Midi – côté Côte d’azur varoise, la première, à l’ombre des Maures, entre Sanary et le Cap Nègre, Bandol et la « mer d’huile », titre parabole du livre, d’une vie qui serait tranquille et calme en surface seulement. Sauvage, rocheuse, tourmentée, une côte-paysages, belle et pas forcément rassurante. Une belle maison à l’écart ; le végétal tient un rôle premier. Des personnages qu’on aurait pu rencontrer dans Sagan, leur bourgeoisie assise, leurs tourments sentimentaux, à tout le moins existentiels ; du moins ça nous effleure dans les premières pages. Impression qui ensuite s’estompe, mais ne nous quitte jamais totalement, en clin d’œil, peut-être, en hommage, sait-on, par cette écriture précise et fluide : « Quelque chose bouillonnait en lui… Arthur était dans l’attente, curieusement sereine, qu’un bouleversement se produise. Il n’avait que dix-neuf ans, mais déjà il savait cela. Que la vie ne prévient pas ».

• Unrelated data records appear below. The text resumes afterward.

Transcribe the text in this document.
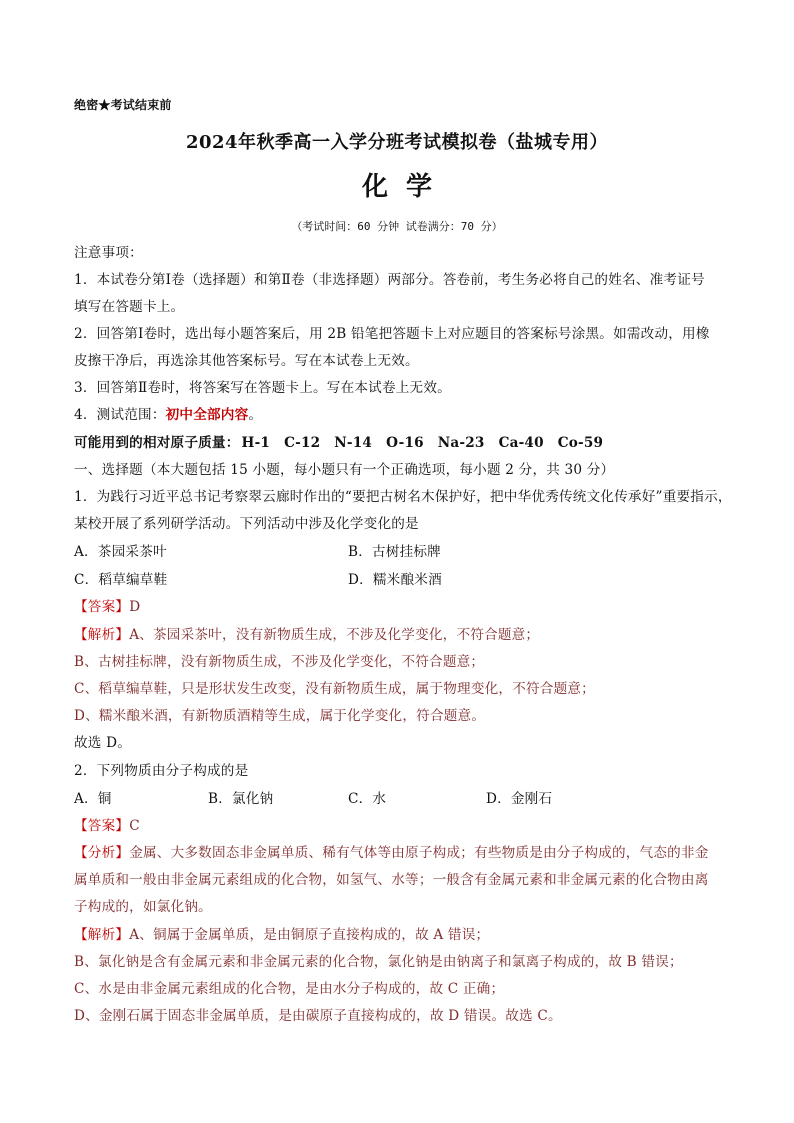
绝密★考试结束前
2024年秋季高一入学分班考试模拟卷（盐城专用）
化学
（考试时间：60 分钟 试卷满分：70 分）
注意事项：
1．本试卷分第Ⅰ卷（选择题）和第Ⅱ卷（非选择题）两部分。答卷前，考生务必将自己的姓名、准考证号
填写在答题卡上。
2．回答第Ⅰ卷时，选出每小题答案后，用 2B 铅笔把答题卡上对应题目的答案标号涂黑。如需改动，用橡
皮擦干净后，再选涂其他答案标号。写在本试卷上无效。
3．回答第Ⅱ卷时，将答案写在答题卡上。写在本试卷上无效。
4．测试范围：初中全部内容。
可能用到的相对原子质量： H-1 C-12 N-14 O-16 Na-23 Ca-40 Co-59
一、选择题（本大题包括 15 小题，每小题只有一个正确选项，每小题 2 分，共 30 分）
1．为践行习近平总书记考察翠云廊时作出的“要把古树名木保护好，把中华优秀传统文化传承好”重要指示，
某校开展了系列研学活动。下列活动中涉及化学变化的是
A．茶园采茶叶	B．古树挂标牌
C．稻草编草鞋	D．糯米酿米酒
【答案】D
【解析】A、茶园采茶叶，没有新物质生成，不涉及化学变化，不符合题意；
B、古树挂标牌，没有新物质生成，不涉及化学变化，不符合题意；
C、稻草编草鞋，只是形状发生改变，没有新物质生成，属于物理变化，不符合题意；
D、糯米酿米酒，有新物质酒精等生成，属于化学变化，符合题意。
故选 D。
2．下列物质由分子构成的是
A．铜	B．氯化钠	C．水	D．金刚石
【答案】C
【分析】金属、大多数固态非金属单质、稀有气体等由原子构成；有些物质是由分子构成的，气态的非金
属单质和一般由非金属元素组成的化合物，如氢气、水等；一般含有金属元素和非金属元素的化合物由离
子构成的，如氯化钠。
【解析】A、铜属于金属单质，是由铜原子直接构成的，故 A 错误；
B、氯化钠是含有金属元素和非金属元素的化合物，氯化钠是由钠离子和氯离子构成的，故 B 错误；
C、水是由非金属元素组成的化合物，是由水分子构成的，故 C 正确；
D、金刚石属于固态非金属单质，是由碳原子直接构成的，故 D 错误。故选 C。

La propriétaire, Danielle, y vit (« cela faisait quarante-cinq ans exactement qu’elle venait passer ici le mois d’Août ») ; retraite aisée, encore allègre, un troisième âge qui regarderait encore venir le quatrième. Mais solitaire, mais heureuse en points d’interrogation… âge où l’on se retourne plus qu’on ne fixe un horizon. Première poupée gigogne. Seconde, le fils, la cinquantaine non moins aisée, non moins interrogative ; une croisée des chemins, pour celui-là ; ce qu’il a fait, ce qui reste à faire. « Il passait ses vacances dans un tableau de Cézanne entre rêverie et introspection ». Troisième poupée gigogne, qu’on pourra préférer, tant ça peut être un des nôtres : le jeune, petit-fils bardé de diplômes ; croisée quant à lui de routes de sa vie future ; toujours branché et connecté, un peu replié sur lui même, limite par moments.

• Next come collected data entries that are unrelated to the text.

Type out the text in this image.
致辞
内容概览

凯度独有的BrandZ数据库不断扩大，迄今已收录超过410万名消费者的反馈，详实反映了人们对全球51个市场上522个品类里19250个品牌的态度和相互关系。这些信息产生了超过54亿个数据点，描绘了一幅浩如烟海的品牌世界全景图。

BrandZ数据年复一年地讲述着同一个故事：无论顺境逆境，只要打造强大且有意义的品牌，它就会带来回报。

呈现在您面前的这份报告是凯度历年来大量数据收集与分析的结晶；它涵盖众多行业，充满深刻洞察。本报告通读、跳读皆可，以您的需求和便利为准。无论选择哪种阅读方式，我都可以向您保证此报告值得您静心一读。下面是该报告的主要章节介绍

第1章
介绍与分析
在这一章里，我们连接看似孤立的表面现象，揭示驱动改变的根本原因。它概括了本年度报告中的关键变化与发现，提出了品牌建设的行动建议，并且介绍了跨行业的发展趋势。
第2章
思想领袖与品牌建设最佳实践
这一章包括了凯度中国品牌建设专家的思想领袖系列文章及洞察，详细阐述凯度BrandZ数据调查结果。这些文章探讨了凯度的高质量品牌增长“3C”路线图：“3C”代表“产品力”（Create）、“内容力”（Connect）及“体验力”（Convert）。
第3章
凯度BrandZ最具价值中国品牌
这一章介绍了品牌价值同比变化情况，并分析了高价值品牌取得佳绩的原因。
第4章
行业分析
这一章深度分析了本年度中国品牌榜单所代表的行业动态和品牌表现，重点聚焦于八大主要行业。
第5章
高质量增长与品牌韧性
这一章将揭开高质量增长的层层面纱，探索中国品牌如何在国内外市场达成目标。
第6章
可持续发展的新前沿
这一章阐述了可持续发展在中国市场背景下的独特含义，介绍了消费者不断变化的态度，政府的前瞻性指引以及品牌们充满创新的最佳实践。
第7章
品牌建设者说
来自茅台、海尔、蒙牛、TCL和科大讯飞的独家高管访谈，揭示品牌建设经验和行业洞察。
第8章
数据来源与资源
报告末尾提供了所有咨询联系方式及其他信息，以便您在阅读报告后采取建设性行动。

Quelque chose d’une tragédie antique ou même racinienne dans ce trio debout sur la scène de vacances d’été dans l’univers des souvenirs de chacun, ces vacuités des moments où l’on vaque, chez la grand-mère, au côté de son père – famille décomposée bien sûr – pour le jeune, chez sa mère pour le quinqua. Le rythme des trois acteurs de la pièce est au gré de la paresse méditerranéenne, lent, redondant, assez peu loquace, et terriblement « en soi » : « Il regarda autour de lui le décor de son éternelle chambre bleue… il retrouvait là intacte son émotion, ou plutôt, sa sensation de l’espace, sa perception du monde à cet endroit-là, et il se dit que c’était cela au fond l’identité, le fait d’être au sens propre, identique à soi-même à des années de distance ». La grand-mère était neurologue, le fils est psychiatre, le jeune vient de sortir avec mention TB d’un bac scientifique ; autrement dit, tout sauf de doux rêveurs, rien de perché dans le petit troupeau. Morin assure en plaçant « ses » pièces sur l’échiquier.

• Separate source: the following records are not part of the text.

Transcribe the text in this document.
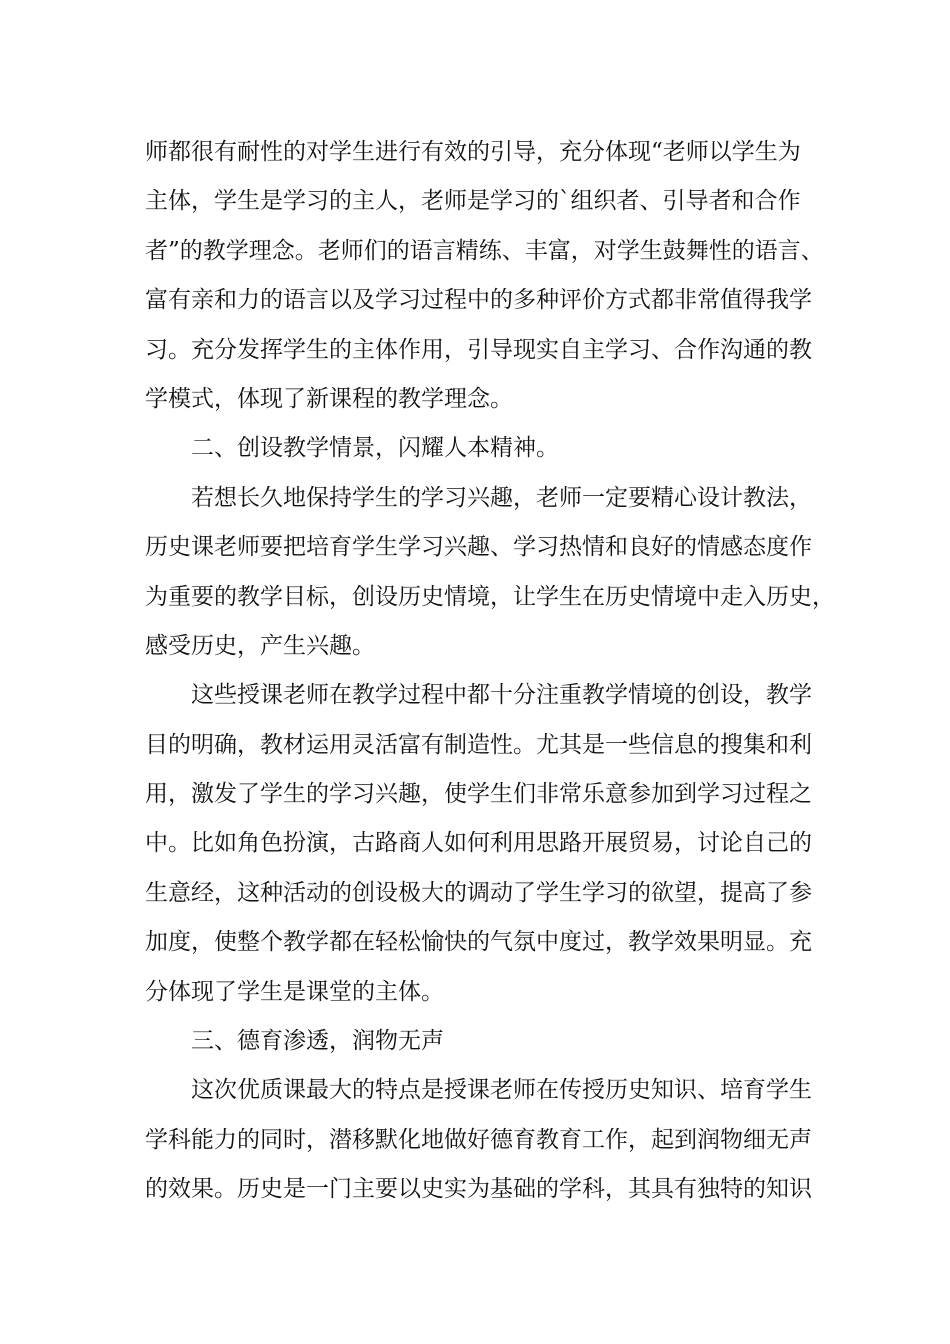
师都很有耐性的对学生进行有效的引导，充分体现“老师以学生为
主体，学生是学习的主人，老师是学习的`组织者、引导者和合作
者”的教学理念。老师们的语言精练、丰富，对学生鼓舞性的语言、
富有亲和力的语言以及学习过程中的多种评价方式都非常值得我学
习。充分发挥学生的主体作用，引导现实自主学习、合作沟通的教
学模式，体现了新课程的教学理念。
二、创设教学情景，闪耀人本精神。
若想长久地保持学生的学习兴趣，老师一定要精心设计教法，
历史课老师要把培育学生学习兴趣、学习热情和良好的情感态度作
为重要的教学目标，创设历史情境，让学生在历史情境中走入历史，
感受历史，产生兴趣。
这些授课老师在教学过程中都十分注重教学情境的创设，教学
目的明确，教材运用灵活富有制造性。尤其是一些信息的搜集和利
用，激发了学生的学习兴趣，使学生们非常乐意参加到学习过程之
中。比如角色扮演，古路商人如何利用思路开展贸易，讨论自己的
生意经，这种活动的创设极大的调动了学生学习的欲望，提高了参
加度，使整个教学都在轻松愉快的气氛中度过，教学效果明显。充
分体现了学生是课堂的主体。
三、德育渗透，润物无声
这次优质课最大的特点是授课老师在传授历史知识、培育学生
学科能力的同时，潜移默化地做好德育教育工作，起到润物细无声
的效果。历史是一门主要以史实为基础的学科，其具有独特的知识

Le personnage venu de l’extérieur de la famille, qui va « agir » et faire agir ; le trublion façon Pasolini est une jeune femme aide-ménagère, Prisca – origine peut-être étrangère, Albanaise ? D’ailleurs, en tous cas. Belle, même pas, jeune et vivante, savante par éclats en géologie, silencieuse, animale. Une présence que les autres regardent avec leur être, leur histoire et leurs manques, teintés de sexualité, même pour la plus âgée. Décaméron, encore ; le domino, ce qu’il provoque, mais en altitude raisonnable, en analyse affinée, intellectualisée, en échos assourdis : « Danielle essaya de comprendre ce qu’elle attendait de Prisca… si elle avait envie d’entendre Prisca dire qu’elle l’aimait bien, qu’elle l’aimait beaucoup, de s’entendre dire cette chose que plus personne ne lui avait dite depuis la mort de Wladimir, pas même son bourru de fils ni son timide de petit-fils ». Comme dans le Boccace revisité par la caméra, il y a déchaînements de rebonds, effets et conséquences, et bien entendu, révélations. Sans violence – apparente – aucune, juste au-dedans de soi ; une bonne tranche de psychanalyse qui aurait réussi. Et puis, l’interrogation planant sur le récit de qui tire les ficelles et signe le scénario, à peine visible mais si probable… « ça a marché… c’est ce que je voulais… nous nous sommes réveillés. J’ai réussi mon coup », conclut une des poupées gigognes…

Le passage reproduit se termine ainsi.